Implementation comes next, and Sheehy says that clients often have the right ideas but need help with internal change management. As a trusted third party known for a science-based approach, UL frequently helps organizations implement what they planned to start internally.
For other organizations, effective goal-setting is the greatest challenge in achieving sustainability initiatives. According to Sheehy, advanced organizations envision setting goals based within the context of their operations.
In 2005, Walmart introduced three aspirational goals: (1) to be supplied with 100 percent renewable energy, (2) to generate zero waste, and (3) to sell products that sustain resources and the environment. Within these aspirational goals, Walmart developed commitments and objectives that were bound by specific timing and metric benchmarks.
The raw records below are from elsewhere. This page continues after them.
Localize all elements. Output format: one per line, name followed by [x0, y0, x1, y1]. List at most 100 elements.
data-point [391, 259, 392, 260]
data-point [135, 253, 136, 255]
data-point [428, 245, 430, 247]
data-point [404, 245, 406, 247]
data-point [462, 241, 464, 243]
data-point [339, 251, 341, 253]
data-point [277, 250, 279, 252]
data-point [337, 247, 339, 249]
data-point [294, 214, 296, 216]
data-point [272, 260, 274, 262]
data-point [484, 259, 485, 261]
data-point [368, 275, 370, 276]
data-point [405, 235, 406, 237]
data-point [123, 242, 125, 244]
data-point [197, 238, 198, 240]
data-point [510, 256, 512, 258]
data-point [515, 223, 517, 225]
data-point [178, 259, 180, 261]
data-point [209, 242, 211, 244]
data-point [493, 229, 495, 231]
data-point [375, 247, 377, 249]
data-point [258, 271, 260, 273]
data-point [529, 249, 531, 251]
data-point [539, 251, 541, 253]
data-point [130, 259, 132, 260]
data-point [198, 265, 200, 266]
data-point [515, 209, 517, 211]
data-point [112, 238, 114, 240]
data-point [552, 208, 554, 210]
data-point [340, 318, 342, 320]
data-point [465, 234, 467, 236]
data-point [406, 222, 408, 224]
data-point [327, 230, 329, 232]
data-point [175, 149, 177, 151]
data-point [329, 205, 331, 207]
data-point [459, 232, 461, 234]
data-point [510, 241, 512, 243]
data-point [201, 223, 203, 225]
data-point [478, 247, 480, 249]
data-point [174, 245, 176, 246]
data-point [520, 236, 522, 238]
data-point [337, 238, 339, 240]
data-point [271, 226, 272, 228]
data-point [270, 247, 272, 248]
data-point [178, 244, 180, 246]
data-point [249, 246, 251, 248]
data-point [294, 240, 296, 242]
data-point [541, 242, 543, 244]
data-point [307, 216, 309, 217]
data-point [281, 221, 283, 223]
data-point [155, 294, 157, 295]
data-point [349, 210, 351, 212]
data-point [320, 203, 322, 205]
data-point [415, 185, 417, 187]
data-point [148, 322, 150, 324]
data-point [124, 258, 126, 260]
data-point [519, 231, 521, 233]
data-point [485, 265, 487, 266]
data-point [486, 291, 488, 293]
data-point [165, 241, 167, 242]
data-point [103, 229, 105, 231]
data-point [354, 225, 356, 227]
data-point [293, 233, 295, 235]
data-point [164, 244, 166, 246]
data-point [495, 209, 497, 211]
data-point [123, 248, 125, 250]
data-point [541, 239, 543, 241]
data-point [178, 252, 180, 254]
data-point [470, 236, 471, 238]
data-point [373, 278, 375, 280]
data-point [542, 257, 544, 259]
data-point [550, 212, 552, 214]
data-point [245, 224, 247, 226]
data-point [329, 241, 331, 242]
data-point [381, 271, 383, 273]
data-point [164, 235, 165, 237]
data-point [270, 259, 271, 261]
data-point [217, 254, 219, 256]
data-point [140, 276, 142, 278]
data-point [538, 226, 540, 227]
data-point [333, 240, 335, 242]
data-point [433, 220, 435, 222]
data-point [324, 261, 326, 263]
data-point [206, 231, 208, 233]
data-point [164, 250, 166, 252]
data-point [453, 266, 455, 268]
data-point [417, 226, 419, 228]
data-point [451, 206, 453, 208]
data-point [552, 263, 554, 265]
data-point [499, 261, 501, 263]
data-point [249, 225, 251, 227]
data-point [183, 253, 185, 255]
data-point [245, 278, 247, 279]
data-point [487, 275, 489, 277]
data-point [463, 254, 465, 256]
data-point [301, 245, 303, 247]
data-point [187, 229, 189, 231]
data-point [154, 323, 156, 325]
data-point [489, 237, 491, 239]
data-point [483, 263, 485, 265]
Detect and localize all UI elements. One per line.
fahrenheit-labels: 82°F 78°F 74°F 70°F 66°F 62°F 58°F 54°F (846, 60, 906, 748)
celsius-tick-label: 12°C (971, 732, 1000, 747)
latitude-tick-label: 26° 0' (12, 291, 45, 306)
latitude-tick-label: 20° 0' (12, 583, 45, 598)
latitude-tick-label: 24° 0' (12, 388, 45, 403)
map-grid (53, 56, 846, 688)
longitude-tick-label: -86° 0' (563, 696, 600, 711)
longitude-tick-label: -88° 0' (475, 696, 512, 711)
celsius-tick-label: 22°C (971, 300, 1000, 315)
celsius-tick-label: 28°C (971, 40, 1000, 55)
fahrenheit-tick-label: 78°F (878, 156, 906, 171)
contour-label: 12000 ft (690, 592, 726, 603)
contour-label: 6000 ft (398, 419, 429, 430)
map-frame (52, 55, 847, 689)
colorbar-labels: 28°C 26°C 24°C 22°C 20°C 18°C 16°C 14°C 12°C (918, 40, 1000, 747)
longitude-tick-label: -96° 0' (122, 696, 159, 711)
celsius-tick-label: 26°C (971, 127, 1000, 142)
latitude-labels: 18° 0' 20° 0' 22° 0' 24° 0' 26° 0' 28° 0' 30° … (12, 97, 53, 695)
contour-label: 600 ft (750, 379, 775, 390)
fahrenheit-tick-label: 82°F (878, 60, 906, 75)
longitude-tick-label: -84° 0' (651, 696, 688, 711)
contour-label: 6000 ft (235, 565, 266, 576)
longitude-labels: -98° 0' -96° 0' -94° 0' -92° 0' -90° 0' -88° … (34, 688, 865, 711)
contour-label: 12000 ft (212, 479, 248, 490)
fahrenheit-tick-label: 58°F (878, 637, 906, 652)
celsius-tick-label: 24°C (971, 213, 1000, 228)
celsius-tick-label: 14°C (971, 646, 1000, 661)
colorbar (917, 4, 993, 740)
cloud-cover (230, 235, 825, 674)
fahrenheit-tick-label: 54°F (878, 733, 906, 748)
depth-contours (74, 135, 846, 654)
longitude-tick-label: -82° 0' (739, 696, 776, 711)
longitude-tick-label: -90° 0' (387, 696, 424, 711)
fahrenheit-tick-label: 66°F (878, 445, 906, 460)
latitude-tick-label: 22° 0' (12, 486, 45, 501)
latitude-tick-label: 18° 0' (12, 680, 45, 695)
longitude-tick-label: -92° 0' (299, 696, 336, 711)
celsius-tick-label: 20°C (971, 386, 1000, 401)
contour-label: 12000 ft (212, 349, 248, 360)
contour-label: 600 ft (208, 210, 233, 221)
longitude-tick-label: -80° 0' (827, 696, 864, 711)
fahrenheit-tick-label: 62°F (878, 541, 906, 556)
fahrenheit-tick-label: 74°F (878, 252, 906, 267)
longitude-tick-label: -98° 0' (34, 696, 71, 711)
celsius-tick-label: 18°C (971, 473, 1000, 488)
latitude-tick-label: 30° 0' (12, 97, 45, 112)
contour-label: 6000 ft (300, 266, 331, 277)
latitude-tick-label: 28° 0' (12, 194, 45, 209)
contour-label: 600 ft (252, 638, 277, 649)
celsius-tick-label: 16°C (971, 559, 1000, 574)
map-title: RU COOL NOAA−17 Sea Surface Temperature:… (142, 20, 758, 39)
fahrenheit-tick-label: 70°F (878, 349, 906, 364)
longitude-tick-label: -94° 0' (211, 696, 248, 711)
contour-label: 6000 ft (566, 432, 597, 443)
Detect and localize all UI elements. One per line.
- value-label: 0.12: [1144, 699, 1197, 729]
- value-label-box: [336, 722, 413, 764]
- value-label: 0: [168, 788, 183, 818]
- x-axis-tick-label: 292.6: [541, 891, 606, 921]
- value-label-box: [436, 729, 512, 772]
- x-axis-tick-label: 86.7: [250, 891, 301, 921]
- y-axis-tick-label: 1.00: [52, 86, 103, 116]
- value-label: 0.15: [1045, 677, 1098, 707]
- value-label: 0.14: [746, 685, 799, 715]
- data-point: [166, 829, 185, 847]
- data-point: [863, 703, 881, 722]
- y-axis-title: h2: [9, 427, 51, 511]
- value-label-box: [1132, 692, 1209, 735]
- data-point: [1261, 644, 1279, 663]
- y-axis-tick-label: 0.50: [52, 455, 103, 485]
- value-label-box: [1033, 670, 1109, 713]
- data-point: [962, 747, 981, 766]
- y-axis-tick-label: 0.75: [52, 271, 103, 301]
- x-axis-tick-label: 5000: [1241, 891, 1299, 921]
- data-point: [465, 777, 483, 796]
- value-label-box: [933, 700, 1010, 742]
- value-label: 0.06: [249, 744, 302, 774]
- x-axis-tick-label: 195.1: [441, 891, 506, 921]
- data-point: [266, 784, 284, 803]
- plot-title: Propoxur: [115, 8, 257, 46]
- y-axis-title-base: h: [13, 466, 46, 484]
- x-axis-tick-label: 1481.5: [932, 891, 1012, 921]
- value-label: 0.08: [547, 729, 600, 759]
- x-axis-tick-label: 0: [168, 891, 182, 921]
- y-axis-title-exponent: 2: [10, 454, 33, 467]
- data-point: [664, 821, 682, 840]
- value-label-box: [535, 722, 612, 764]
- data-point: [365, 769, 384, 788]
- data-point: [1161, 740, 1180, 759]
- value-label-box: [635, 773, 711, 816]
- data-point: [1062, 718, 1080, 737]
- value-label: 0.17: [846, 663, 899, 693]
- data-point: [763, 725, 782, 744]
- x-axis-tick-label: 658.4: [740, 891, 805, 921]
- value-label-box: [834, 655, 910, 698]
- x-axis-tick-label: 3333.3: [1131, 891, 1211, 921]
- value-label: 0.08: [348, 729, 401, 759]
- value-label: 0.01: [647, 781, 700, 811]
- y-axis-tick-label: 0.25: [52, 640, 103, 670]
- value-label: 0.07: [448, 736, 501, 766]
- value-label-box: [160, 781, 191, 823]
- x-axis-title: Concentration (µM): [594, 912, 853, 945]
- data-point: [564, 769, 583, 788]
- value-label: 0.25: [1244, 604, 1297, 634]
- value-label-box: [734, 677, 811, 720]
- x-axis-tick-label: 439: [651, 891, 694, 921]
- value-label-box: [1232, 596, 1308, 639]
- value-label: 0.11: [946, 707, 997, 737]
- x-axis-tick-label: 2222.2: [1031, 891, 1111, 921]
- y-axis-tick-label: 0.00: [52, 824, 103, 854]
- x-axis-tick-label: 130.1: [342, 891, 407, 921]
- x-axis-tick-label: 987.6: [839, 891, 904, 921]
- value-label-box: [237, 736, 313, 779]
The company wanted goals and benchmarks to be committed to an aspirational direction and to create a cyclical process that would enable lasting change.
Walmart turned to UL Environment to evaluate its zero-waste initiative because of UL Environment’s competencies in validation, waste diversion and sustainability planning. Resource constraints are compelling companies to reuse what they are producing through the use of closed-loop processes or circulating economy.
UL audited Walmart’s global waste diversion processes, identified areas for improvement and uncovered best practices. Moreover, because of frequent internal transfers within Walmart, UL developed a training program toolkit to ensure the use of best practices, as staff changes occur. Walmart has reduced waste by 82.4 percent in the U.S. and 68 percent internationally, according to their Global Responsibility Report.
Ultimately, UL believes that any organization can reach sustainability goals through a proactive not reactive approach to emergencies or episodes. Making a true commitment to sustainability means embedding it within the organization’s core operations and using it as a catalyst for innovation.
“In the area of corporate sustainability, many companies are reacting to risks,” noted Sheehy. “However, companies that think about sustainability early in the development phase will be much better positioned for risks than those that are reactive.”